My big question is - will RealNetworks be able to provide as much value as the other two partners? RealNetworks is not new to partnerships with device creators, having partnered with Sony back in 2000 and with Sandisk in recent years; however, Sandisk's latest media players are now based off of Yahoo's Launch! service.
My second big question is - how much room is there for truly innovative ideas to emerge? Partnerships like these are created to take advantage of the market shares that each partner can bring to the table. However, the only way that anyone will be able to overtake Apple is by creating a sexier and easier-to-use product or on price - Apple has already created a brand where the consumers are willing to justify paying the price premium.

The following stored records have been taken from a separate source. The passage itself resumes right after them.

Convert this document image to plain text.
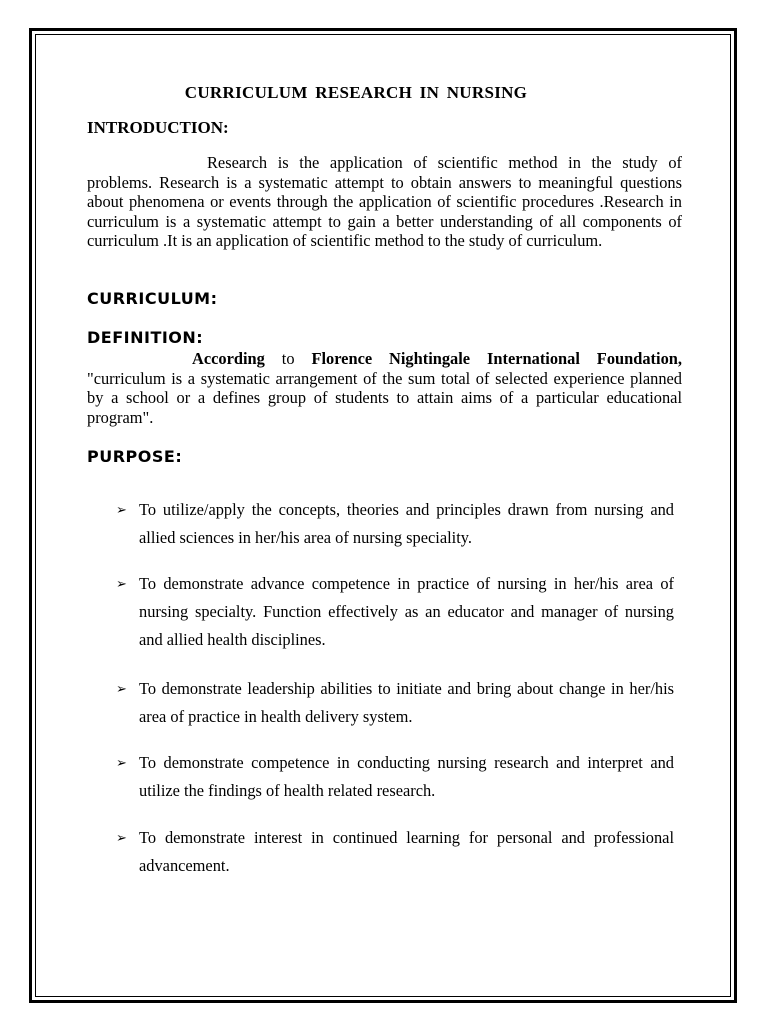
CURRICULUM RESEARCH IN NURSING
INTRODUCTION:
Research is the application of scientific method in the study of problems. Research is a systematic attempt to obtain answers to meaningful questions about phenomena or events through the application of scientific procedures .Research in curriculum is a systematic attempt to gain a better understanding of all components of curriculum .It is an application of scientific method to the study of curriculum.
CURRICULUM:
DEFINITION:
According to Florence Nightingale International Foundation, "curriculum is a systematic arrangement of the sum total of selected experience planned by a school or a defines group of students to attain aims of a particular educational program".
PURPOSE:
➢ To utilize/apply the concepts, theories and principles drawn from nursing and allied sciences in her/his area of nursing speciality.
➢ To demonstrate advance competence in practice of nursing in her/his area of nursing specialty. Function effectively as an educator and manager of nursing and allied health disciplines.
➢ To demonstrate leadership abilities to initiate and bring about change in her/his area of practice in health delivery system.
➢ To demonstrate competence in conducting nursing research and interpret and utilize the findings of health related research.
➢ To demonstrate interest in continued learning for personal and professional advancement.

Hopefully, this will be an opportunity for some really unique ideas to emerge, especially around distribution, and give Apple a run for their money - true competition rewards innovation and in this case, I think media consumers everywhere would win. It'll be even more exciting to see if this creates opportunities for more independent and socially conscious content to trickle down.
I think they are doomed to fail...
If there is one thing that Apple learned, is that these kind of partnerships don't work. The late eighties much-vaunted partnership between Apple, IBM, and HP imploded.
Instead, controlling the platform works.
Now the flipside to all of this is open source--no one controls the platform so everyone does.
They should add that it only works on Zunes now, too.